Sunday-after-Thanksgiving traffic put me in a wonky mood. What is typically a nine-hour drive back to Nashville turned into a salty thirteen. What was once an interstate morphed into a 50-mile parking lot. Rain pouring down. Total darkness. Jackson C. Frank blaring from the car speakers.
Livin' is a gamble, baby
Lovin's much the same
Wherever I have played
Wherever I throw those dice
Wherever I have played
The blues run the game
Brief solace was found in a Wendy’s parking lot. Ultimate Chicken Grill. Hold the fries. Nutrition.
I’d like to say that this entire scenario was nothing short of ridiculous, except I’m pretty sure I felt genuinely distressed. To my core. Distressed.
Other people in traffic that night probably experienced similar unrest; I’m just not convinced they chose to heighten it.
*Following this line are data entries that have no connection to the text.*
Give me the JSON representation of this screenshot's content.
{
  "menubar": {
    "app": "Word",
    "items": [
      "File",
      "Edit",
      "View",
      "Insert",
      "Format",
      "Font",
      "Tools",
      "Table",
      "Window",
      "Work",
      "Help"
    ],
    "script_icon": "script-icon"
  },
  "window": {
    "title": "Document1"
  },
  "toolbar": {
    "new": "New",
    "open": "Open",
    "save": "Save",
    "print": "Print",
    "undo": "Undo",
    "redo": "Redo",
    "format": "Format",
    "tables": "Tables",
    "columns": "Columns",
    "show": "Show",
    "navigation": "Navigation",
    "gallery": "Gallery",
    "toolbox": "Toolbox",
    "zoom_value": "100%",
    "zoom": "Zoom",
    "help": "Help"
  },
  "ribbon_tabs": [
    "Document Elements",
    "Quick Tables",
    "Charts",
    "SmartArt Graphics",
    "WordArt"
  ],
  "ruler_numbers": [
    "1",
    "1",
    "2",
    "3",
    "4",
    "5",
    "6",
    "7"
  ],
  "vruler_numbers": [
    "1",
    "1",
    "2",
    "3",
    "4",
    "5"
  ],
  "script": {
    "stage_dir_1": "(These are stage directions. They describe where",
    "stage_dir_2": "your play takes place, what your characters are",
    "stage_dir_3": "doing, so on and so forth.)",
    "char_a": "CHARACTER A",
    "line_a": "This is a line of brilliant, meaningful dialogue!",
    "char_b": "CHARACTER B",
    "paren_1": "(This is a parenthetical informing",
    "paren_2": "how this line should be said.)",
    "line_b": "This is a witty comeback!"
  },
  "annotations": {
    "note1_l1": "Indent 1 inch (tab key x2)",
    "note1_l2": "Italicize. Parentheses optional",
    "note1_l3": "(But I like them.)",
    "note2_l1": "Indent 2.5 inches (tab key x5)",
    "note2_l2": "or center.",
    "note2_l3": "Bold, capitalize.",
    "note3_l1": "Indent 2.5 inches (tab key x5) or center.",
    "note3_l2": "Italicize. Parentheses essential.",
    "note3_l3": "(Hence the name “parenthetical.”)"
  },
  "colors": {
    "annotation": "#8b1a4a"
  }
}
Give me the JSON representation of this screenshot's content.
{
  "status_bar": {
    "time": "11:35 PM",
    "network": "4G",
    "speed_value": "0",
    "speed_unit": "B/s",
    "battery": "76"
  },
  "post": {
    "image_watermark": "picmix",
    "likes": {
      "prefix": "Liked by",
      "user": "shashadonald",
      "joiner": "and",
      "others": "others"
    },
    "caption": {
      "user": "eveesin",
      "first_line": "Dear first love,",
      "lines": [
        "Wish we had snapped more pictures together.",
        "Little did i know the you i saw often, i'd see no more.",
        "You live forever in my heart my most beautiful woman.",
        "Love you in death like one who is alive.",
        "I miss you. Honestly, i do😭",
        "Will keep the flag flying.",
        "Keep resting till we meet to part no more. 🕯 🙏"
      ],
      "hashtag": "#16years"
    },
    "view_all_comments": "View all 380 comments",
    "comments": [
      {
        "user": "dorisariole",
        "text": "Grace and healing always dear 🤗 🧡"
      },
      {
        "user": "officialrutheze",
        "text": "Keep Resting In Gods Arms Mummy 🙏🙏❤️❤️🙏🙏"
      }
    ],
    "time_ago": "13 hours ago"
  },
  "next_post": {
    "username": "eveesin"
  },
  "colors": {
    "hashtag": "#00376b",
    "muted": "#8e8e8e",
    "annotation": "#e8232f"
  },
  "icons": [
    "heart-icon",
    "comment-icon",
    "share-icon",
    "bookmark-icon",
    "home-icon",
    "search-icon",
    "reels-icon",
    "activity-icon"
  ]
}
With a dangerous playlist playing and a mind wandering, it was I who set the stage for any and all anxieties/doubts/feelings to surface. Being in the car alone for an extended period of time will do that anyway, but my actions were textbook fuel-to-fire.
It makes me wonder: am I the only one who eats this wallow-y shit up?
No, I am not.
We all do it. Maybe not all of us internalize with some help from depressed folk-musicians of the 60s, but we all find our ways.
Think back on your post-grad life thus far.
Think about conversations with your friends.
There is always something wrong, right?
The problem isn’t that there is a problem. The problem is how much focus we choose to put on the problem. I think we all walk around kind of anticipating a day where things are calm. Our lives are together and we trudged through the shit long enough to reach that point.
But the reality is as long as you allow your problems to be forefront, things will never be calm. 22 has it’s own set of issues, but so will 32, 42, 52. Even if you land the dream job, the dream relationship, or whatever it is you think will define your “dream” life, expect problems to follow. Because that is life and life is not always peachy and that is okay. It’s all in the focus.
Part of me thinks we like to make ourselves miserable because there is comfort in it. Once you let something go, it is no longer yours. As long as there is something to dwell on, it is still yours. You will continue to identify yourself with it.
Maybe we’re scared of letting go because we feel like we’re losing a part of ourselves that we have deeply identified with, even if it is something negative. That calls to action something greater, and that is scary. Action is scary! But worth it! Always!